Наш дом 26 по улице Набережной снесли. На его месте на повороте улиц шла огромная стройка. Это было чудовищно. Рухнул мир. В новой школе – всего год существовавшей, пахли краской парты и панели стен, – я находил себе слабое утешение в том, что оказался звездой. Как по-английски собака? а дом? а курица? – постоянно спрашивали пацаны. После уроков девчонки устраивали ритуал: завязывали мне шапку под подбородком (я не умел сам), обматывали поверх пальто шарфом, надевали на руки мне варежки и лишь тогда отпускали домой…
- Ты дома с порога кричал: «Двадцать!» Это значило – четыре пятёрки получил сегодня. «Двадцать пять!» «Тридцать!» Всё реже звучало «двадцать четыре», «двадцать девять», а уж какие там «двадцать три»!
Я смотрела на это месяц, другой, а потом зашла в школу.
«Ой, вы мама Гриши Лыкова! Как здорово! Замечательный мальчик!» Я сказала им: что вы делаете, товарищи! Что вы делаете, бросьте ставить ему одни пятёрки! Там испугались. Когда поняли, чего я хочу, впали в восторг. «Ну надо же! Фантастика! Вы первая, кто просит занижать оценки ребёнку. Обычно приходят просят поднять».
Я не прошу, я требую!
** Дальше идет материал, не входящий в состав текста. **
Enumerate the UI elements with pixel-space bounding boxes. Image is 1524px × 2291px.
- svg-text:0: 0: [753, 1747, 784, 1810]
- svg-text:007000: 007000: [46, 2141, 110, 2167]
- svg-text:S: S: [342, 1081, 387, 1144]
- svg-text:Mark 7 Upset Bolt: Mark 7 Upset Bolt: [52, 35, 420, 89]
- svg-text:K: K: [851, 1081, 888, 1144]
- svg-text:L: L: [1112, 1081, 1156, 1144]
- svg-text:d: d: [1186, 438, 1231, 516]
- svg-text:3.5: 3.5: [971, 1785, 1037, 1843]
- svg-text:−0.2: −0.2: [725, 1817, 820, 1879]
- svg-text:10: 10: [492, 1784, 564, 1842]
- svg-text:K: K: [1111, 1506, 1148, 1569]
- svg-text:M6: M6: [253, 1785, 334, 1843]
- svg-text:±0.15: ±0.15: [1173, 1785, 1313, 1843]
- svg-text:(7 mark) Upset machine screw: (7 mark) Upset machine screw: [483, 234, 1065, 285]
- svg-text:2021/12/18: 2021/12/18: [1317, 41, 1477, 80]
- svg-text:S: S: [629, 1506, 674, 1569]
Вы мне парня испортите! – твердила я. «Мы не можем. Нет оснований. Не имеем права. Он учится отлично». Слушайте, говорю, это вы мне рассказываете? Повод можно найти всегда. Ставьте четвёрки! Ставьте тройки! Я поддержу вас, всегда объясню, за что. Не переживайте! Ставьте!
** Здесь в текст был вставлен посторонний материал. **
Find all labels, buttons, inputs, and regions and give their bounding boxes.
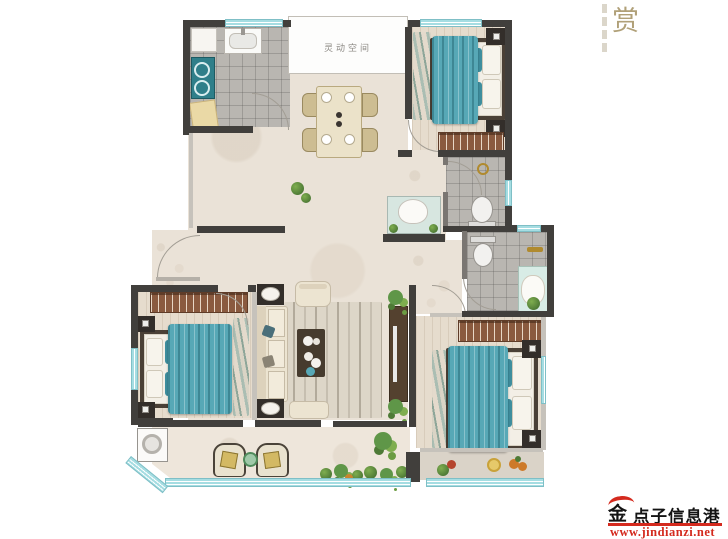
- wall: [443, 157, 448, 165]
- wall: [462, 311, 554, 317]
- nightstand-lamp-icon: [529, 345, 536, 352]
- title-character: 赏: [612, 8, 639, 35]
- chair-cushion: [263, 451, 281, 469]
- bed-pillow: [512, 396, 532, 430]
- chair-cushion: [220, 451, 239, 470]
- plate-icon: [321, 92, 332, 103]
- toilet: [473, 243, 493, 267]
- bed-pillow: [482, 45, 501, 75]
- nightstand-lamp-icon: [142, 406, 149, 413]
- entry-door-leaf: [156, 277, 200, 281]
- plate-icon: [344, 92, 355, 103]
- tv-console: [389, 306, 408, 402]
- wall: [189, 130, 193, 228]
- sofa-cushion: [268, 371, 285, 399]
- plate-icon: [321, 134, 332, 145]
- bed-pillow: [146, 338, 163, 366]
- watermark-logo: 金: [608, 505, 627, 524]
- wall: [398, 150, 412, 157]
- bowl-icon: [336, 121, 342, 127]
- dish-icon: [303, 336, 313, 346]
- plant-icon: [429, 224, 438, 233]
- dining-chair: [362, 128, 378, 152]
- burner-icon: [194, 62, 210, 78]
- wall: [383, 234, 445, 242]
- caption-mark: [602, 30, 607, 39]
- wall: [443, 226, 513, 232]
- window: [420, 19, 482, 27]
- balcony-window: [426, 478, 544, 487]
- wall: [462, 231, 467, 279]
- window: [131, 348, 138, 390]
- sink-basin: [229, 33, 257, 49]
- wall: [197, 226, 285, 233]
- wall: [252, 292, 257, 420]
- tv-screen: [393, 326, 397, 382]
- nightstand: [522, 340, 543, 358]
- bedroom-tr-decor: [413, 32, 431, 120]
- watermark: 金 点子信息港 www.jindianzi.net: [596, 494, 726, 538]
- wall: [283, 20, 291, 27]
- wall: [255, 420, 321, 427]
- caption-mark: [602, 17, 607, 26]
- fruit-icon: [518, 462, 527, 471]
- nightstand-lamp-icon: [142, 320, 149, 327]
- armchair-back: [299, 284, 327, 289]
- nightstand-lamp-icon: [493, 125, 500, 132]
- nightstand: [486, 28, 507, 45]
- bedroom-bl-decor: [233, 318, 249, 416]
- wall: [420, 448, 543, 452]
- nightstand-lamp-icon: [493, 33, 500, 40]
- wall: [505, 206, 512, 228]
- ceiling-lamp-icon: [477, 163, 489, 175]
- wall: [547, 225, 554, 317]
- wall: [408, 20, 420, 27]
- caption-mark: [602, 43, 607, 52]
- bed-tr-blanket: [432, 36, 478, 124]
- flex-space-label: 灵动空间: [288, 41, 408, 54]
- window: [505, 180, 512, 206]
- bed-pillow: [146, 370, 163, 398]
- dining-chair: [362, 93, 378, 117]
- plate-icon: [344, 134, 355, 145]
- nightstand: [137, 316, 155, 332]
- nightstand-lamp-icon: [529, 435, 536, 442]
- plant-icon: [527, 297, 540, 310]
- bed-bl-blanket: [168, 324, 232, 414]
- wall: [138, 420, 243, 427]
- faucet-icon: [241, 28, 245, 35]
- window: [541, 356, 546, 404]
- fruit-icon: [447, 460, 456, 469]
- balcony-window: [165, 478, 411, 487]
- plant-icon: [374, 432, 392, 450]
- balcony-table: [243, 452, 258, 467]
- wardrobe-br: [458, 320, 542, 342]
- plant-icon: [388, 399, 403, 414]
- towel-bar-icon: [527, 247, 543, 252]
- table-lamp-icon: [261, 287, 280, 301]
- window: [517, 225, 541, 232]
- floorplan-canvas: 灵动空间 赏 金 点子信息港 www.jindianzi.net: [0, 0, 728, 539]
- watermark-url: www.jindianzi.net: [610, 525, 715, 539]
- plant-icon: [388, 290, 403, 305]
- vanity-sink: [398, 199, 428, 224]
- caption-mark: [602, 4, 607, 13]
- plant-icon: [301, 193, 311, 203]
- wall: [505, 157, 512, 180]
- bed-pillow: [482, 79, 501, 109]
- wall: [248, 285, 256, 292]
- kitchen-cabinet: [191, 28, 217, 52]
- washer-drum-icon: [142, 434, 162, 454]
- dish-icon: [313, 338, 320, 345]
- toilet-tank: [470, 236, 496, 243]
- dish-icon: [306, 367, 315, 376]
- sofa-backrest: [257, 306, 266, 402]
- wall: [131, 285, 138, 348]
- bedroom-br-decor: [432, 350, 446, 448]
- ottoman: [289, 401, 329, 419]
- nightstand: [137, 402, 155, 418]
- plate-icon: [487, 458, 501, 472]
- wall: [505, 20, 512, 157]
- plant-icon: [389, 224, 398, 233]
- wall: [409, 285, 416, 427]
- burner-icon: [194, 80, 210, 96]
- wall: [183, 20, 190, 135]
- bed-br-blanket: [448, 346, 508, 452]
- wall: [333, 421, 407, 427]
- nightstand: [522, 430, 543, 448]
- bed-pillow: [512, 356, 532, 390]
- wall: [133, 285, 218, 292]
- wall: [438, 150, 512, 157]
- bowl-icon: [336, 112, 342, 118]
- table-lamp-icon: [261, 402, 280, 415]
- wall: [443, 192, 448, 230]
- wall: [183, 126, 253, 133]
- window: [225, 19, 283, 27]
- leaf-icon: [515, 456, 521, 462]
- toilet: [471, 196, 493, 223]
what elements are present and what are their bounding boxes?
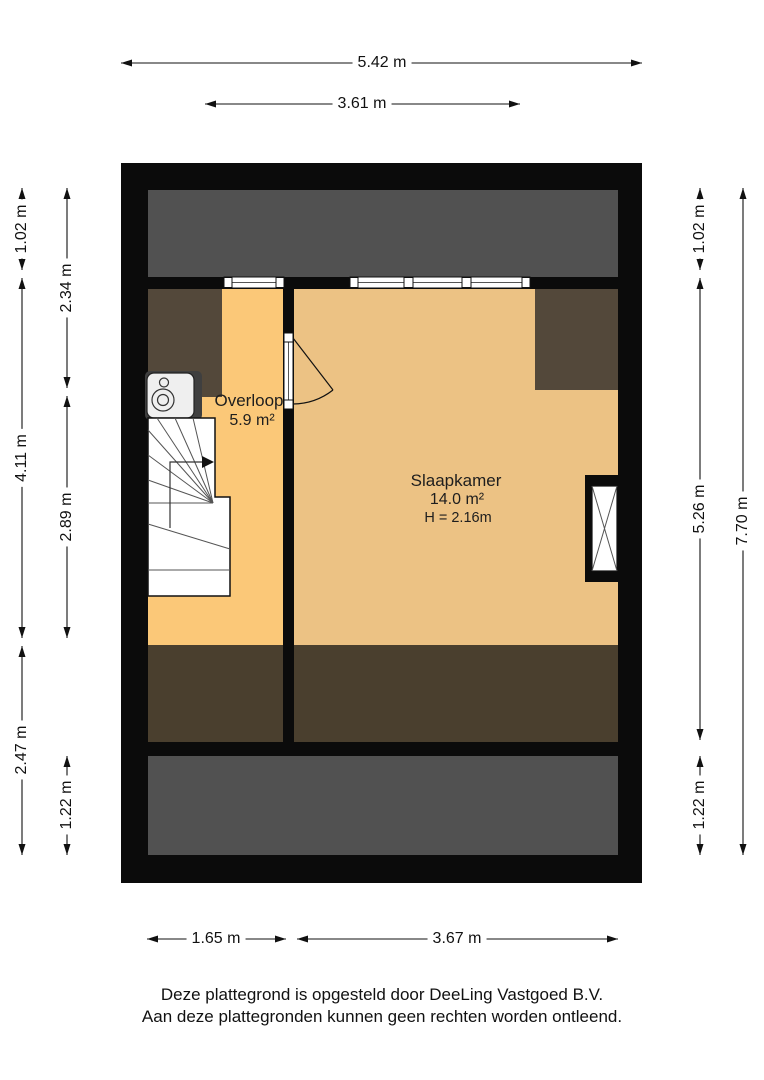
footer-disclaimer: Deze plattegrond is opgesteld door DeeLi… — [0, 984, 764, 1028]
dim-label-bottom-right: 3.67 m — [428, 930, 487, 948]
roof-void-bottom — [148, 756, 618, 855]
dim-label-top-total: 5.42 m — [353, 54, 412, 72]
dim-label-left-outer-bottom: 2.47 m — [13, 721, 31, 780]
low-headroom-right — [535, 289, 618, 390]
dim-label-right-inner-mid: 5.26 m — [691, 480, 709, 539]
floor-plan-page: 5.42 m 3.61 m 1.65 m 3.67 m 1.02 m 4.11 … — [0, 0, 764, 1080]
window-overloop — [224, 277, 284, 288]
footer-line-2: Aan deze plattegronden kunnen geen recht… — [0, 1006, 764, 1028]
shaft-window — [585, 475, 618, 582]
overloop-area-label: 5.9 m² — [229, 412, 274, 430]
dim-label-top-inner: 3.61 m — [333, 95, 392, 113]
dim-label-right-outer: 7.70 m — [734, 492, 752, 551]
floor-plan-drawing — [0, 0, 764, 1080]
dim-label-left-outer-mid: 4.11 m — [13, 429, 31, 487]
dim-label-right-inner-bottom: 1.22 m — [691, 776, 709, 835]
slaapkamer-name-label: Slaapkamer — [411, 471, 502, 491]
dim-label-left-inner-top: 2.34 m — [58, 259, 76, 318]
footer-line-1: Deze plattegrond is opgesteld door DeeLi… — [0, 984, 764, 1006]
dim-label-bottom-left: 1.65 m — [187, 930, 246, 948]
slaapkamer-area-label: 14.0 m² — [430, 491, 484, 509]
dim-label-left-outer-top: 1.02 m — [13, 200, 31, 259]
slaapkamer-height-label: H = 2.16m — [424, 510, 491, 526]
low-headroom-bottom-right — [294, 645, 618, 742]
low-headroom-bottom-left — [148, 645, 283, 742]
dim-label-right-inner-top: 1.02 m — [691, 200, 709, 259]
dim-label-left-inner-bottom: 1.22 m — [58, 776, 76, 835]
dim-label-left-inner-mid: 2.89 m — [58, 488, 76, 547]
roof-void-top — [148, 190, 618, 277]
overloop-name-label: Overloop — [215, 391, 284, 411]
boiler-unit — [145, 371, 202, 420]
window-slaapkamer — [350, 277, 530, 288]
Ушла я расстроенная. С неделю ничего не менялось. Но в один день ты открыл дверь, сбросил пальто, ботинки, и тенью скользнул мимо нас к себе в комнату. Бабушка (она была в курсе заговора) кивнула вслед тебе: «Смотри, Нинка! Похоже, да?»
«Гриш, как дела?» Твою обиженную вытянутую физиономию надо было видеть! «Мам, странно. Влепили три четвёрки. Не пойму… И у доски я отвечал правильно. И контрольную по арифметике решил верно».
«Неси, посмотрим. Контрольная?.. Это?.. Друг мой, ну кто так пишет единицу. А это что за хвосты? А вот ещё – загогулина? Ну, брат. Контрольную ты решил… Да я б на месте учителя двойку тебе сразу влепила бы». Ты буркнул, что это же арифметика, а не прописи по русскому. Но я была серьёзна. «Гриша, ты думаешь, раз арифметика, то остальное, чему тебя учили, не нужно?»
И всё. Ещё пару раз пришлось поговорить вот так с тобой, и ты волшебно превратился в нормального человека…
Я жил бы и жил вот так в её руках, доверяясь им. Счастлив тот, у кого был свой такой дом на набережной, дом детства.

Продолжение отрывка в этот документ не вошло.